Ulaş'a doğru döndüm. Yüzünde ufak bir şaşkınlıkla hayranlık vardı. Hem şaşırmış hem de hayran kalmış gibi bir hali var. Kalbim sıcacık olurken asıl soruma geldim. "Kola mı yoksa ayran mı?"

Güldü. "Ayran."

Bende gülümsedim. Bu kez dolaptan yoğurt kovasını çıkarıp ikimize ayran yaptım. Buradaki hazır yemekleri sevmiyordum. Genelde kendi yemeğimi kendim yapardım ya da öğle yemeklerini Asmin teyzeye bırakırdım. El lezzettim vardı ki bunu çevremdeki herkes söylüyor. Gerçekten de yemek yapmayı seviyorum. Yemek pişerken ufak tepsiye bardak, çatal ve kaşık koydum. Her şey hazırdı. Ekmek sepetine dilimlenmiş ekmeklerden ekleyip Ulaş'a döndüm.

"Ben bu kadar çabuk beklemiyordum," derken bana yaklaştı ve elimdeki tepsiyi aldı.

Gülümsedim. "Odama gidelim."

Odama geçtiğimizde ortadaki normal boyutlu sehpanın üzerine tepsiyi bıraktı. İkimiz karşılıklı oturduğumuzda benden önce davranıp ayranları doldurdu. İlk defa onunla karşı karşıya yemek yiyeceğime ve oldukça heyecanlıyım. Bu heyecanla yemek yiyebilir miyim bilmiyorum ama yemeye çalışacağım. Ve buna alışmam lazım. Onunla bir hayat geçirmek istiyorsam yemek yemeyi öğrenmem lazım. Yarın bir gün aynı evin çatısı altında olacağız. Ama en garibi aynı yastığa baş koymak olacak. Bütün her şey gözlerimin önünde canlanırken ilerisini düşününce kızardım.

"Gökşin," dedi şaşkınlıkla. "Yediğim en güzel mantarlı yemek. El lezzetin harika," bir lokma daha alıp ağzına attı. "Sanırım buna alışacağım." Yanaklarım daha çok kızardı.

Konuşmak için kendimi toparladım. "Afiyet olsun. Yemek yapayı seviyorum."

"İzlerken anladım. Elinde çok hızlı."

Omuz silktim heyecanla. "Öyledir."

Sessizlik içinde yemeğimizi yedik. Tabi ben utançtan pek yiyemedim. Kendimi zorlayarak yemiştim ve Ulaş o kadar çok beğendi ki hiç tavada yemek bırakmadı. Bu beni çok mutlu etti. Yüzümdeki tebessümle onu izledim. Ayranı içtikten sonra gözlerini gözlerime çevirdi.
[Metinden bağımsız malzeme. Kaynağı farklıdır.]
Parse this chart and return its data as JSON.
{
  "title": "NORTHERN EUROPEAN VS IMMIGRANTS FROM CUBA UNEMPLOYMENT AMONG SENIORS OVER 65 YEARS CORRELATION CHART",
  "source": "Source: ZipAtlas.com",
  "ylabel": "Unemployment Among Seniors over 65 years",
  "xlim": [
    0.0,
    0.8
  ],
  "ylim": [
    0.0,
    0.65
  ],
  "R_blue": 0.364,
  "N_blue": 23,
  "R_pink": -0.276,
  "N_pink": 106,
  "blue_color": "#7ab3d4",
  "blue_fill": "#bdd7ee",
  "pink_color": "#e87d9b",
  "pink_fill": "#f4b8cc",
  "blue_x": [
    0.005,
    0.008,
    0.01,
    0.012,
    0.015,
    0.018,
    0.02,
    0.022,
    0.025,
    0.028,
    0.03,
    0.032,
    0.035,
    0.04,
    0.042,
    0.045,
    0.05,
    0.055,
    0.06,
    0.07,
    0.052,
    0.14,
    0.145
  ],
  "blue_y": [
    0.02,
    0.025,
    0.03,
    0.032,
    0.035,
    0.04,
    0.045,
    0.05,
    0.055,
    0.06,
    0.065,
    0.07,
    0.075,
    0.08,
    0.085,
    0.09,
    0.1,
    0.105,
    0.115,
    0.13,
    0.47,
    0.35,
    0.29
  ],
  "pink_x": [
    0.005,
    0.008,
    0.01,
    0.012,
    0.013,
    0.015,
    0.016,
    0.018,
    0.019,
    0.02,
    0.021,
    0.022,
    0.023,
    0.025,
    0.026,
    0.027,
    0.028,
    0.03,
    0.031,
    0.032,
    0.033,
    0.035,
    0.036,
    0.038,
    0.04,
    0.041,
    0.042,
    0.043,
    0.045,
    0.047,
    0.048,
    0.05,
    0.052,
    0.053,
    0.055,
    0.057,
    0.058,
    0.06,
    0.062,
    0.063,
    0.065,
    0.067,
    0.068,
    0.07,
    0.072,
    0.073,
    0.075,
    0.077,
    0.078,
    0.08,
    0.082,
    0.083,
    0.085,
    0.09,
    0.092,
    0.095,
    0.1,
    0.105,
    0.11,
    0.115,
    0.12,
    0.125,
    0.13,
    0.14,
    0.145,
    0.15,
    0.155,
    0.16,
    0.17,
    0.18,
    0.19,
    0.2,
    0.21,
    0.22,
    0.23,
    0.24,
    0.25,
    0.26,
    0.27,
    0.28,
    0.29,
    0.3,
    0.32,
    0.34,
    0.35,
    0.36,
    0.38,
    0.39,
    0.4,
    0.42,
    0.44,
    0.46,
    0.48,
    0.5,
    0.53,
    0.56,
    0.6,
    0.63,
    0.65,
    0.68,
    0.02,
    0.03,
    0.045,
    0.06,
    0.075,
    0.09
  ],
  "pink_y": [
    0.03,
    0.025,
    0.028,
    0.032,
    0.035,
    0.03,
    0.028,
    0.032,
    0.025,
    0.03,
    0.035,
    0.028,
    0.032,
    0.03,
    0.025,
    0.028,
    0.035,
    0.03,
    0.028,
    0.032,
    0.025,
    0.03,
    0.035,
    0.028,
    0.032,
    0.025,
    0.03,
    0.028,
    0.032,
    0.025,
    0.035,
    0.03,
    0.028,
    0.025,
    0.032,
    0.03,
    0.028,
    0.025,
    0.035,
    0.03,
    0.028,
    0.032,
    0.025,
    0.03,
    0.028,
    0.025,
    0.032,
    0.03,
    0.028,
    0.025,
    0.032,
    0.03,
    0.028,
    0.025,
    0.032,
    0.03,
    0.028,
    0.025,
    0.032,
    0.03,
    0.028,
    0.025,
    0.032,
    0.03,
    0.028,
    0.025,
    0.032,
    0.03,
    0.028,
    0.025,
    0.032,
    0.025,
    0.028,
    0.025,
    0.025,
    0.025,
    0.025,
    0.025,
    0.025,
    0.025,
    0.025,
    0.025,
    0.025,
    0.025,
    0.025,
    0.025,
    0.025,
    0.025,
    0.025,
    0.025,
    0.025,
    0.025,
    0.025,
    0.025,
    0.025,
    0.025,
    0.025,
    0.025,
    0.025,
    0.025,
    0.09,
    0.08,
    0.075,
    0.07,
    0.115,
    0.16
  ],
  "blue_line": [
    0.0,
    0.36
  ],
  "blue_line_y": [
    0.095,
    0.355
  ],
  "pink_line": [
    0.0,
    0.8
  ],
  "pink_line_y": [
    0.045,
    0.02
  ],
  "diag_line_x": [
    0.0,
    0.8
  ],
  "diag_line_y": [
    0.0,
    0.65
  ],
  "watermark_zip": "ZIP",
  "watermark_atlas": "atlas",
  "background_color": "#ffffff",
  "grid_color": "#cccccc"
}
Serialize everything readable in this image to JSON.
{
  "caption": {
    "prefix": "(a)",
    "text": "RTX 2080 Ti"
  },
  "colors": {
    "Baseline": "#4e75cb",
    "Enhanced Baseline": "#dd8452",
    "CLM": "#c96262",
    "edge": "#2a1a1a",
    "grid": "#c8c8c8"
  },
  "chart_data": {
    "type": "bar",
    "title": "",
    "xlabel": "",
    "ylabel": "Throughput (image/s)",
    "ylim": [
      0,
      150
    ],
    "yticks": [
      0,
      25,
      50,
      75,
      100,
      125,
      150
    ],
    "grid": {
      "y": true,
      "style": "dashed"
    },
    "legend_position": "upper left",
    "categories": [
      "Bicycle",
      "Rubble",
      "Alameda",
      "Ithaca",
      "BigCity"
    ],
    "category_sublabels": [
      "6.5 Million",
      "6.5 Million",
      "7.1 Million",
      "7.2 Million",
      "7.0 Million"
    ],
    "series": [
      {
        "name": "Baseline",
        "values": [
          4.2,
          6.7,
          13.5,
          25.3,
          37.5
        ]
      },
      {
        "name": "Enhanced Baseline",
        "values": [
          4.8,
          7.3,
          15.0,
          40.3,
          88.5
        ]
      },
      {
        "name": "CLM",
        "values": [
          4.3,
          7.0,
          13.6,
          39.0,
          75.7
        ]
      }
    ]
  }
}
Siyah ve kahvenin uyumunu bir kez daha gördüm. İçim ona ısınırken kalbim kapılarını sonuna kadar aralamıştı. İlk defa böyle hissediyordum. Doğrusu rahatsız hissetmiyorum. Kavgayla tanıştığım biriyle bunları yaşamak oldukça tuhaf.

Kaderdi. Bütün her şeyin akıbetini yöneten bir nizam var. Hislerimin günden güne arttığı bir zaman dilimindeyim. Delicesine atan kalbim bana gerçeği her çarpıntıda hatırlatıyor. Kabullenmiştim. Ondan etkilendiğimi ve onu gördüğüm her anda bunu tekrar tekrar anladım. Şimdi ise kalbim bu gerçeği bana anlatıyor. Hızlanması bir şeyleri daha kabullenmem için beni köşeye sıkıştırdı. Ve ben kabullendim. Bu tıpkı bir yara gibi ama yara değil.

Bazı anlar bazı yaralar bırakır ve insan o yarayla yaşamaya alışır. O yara orada iz bırakır ama sen onun varlığına alışıp yaşamaya devam edersin. Silemediğin yaraları kabullenirsin.

Ve ben müdahale edemediğim hisleri kabullenmeye başladım. Bu aramızdaki tıpkı bir ip gibi. Aynı yere bağlıymış gibiyiz. Aramızda pamuk ipliği var. Sanki bir ucu onda ve diğer ucu bende. Koparmak istesek koparabiliriz ama ikimiz de o ipe tutunuyoruz. Kopmasından korkar gibi davranıyoruz.

"Akşam dışarıya çıkalım mı?"

Ulaş'a baktım. Akşam İlknur'a sözüm var. Yüzüm düşerken başımı masaya indirdim. "Akşam İlknur'a sözüm var."

"Anladım." Ses tonu farklı çıkmıştı. Sanırım biraz alıngan gibi ama değil gibi de.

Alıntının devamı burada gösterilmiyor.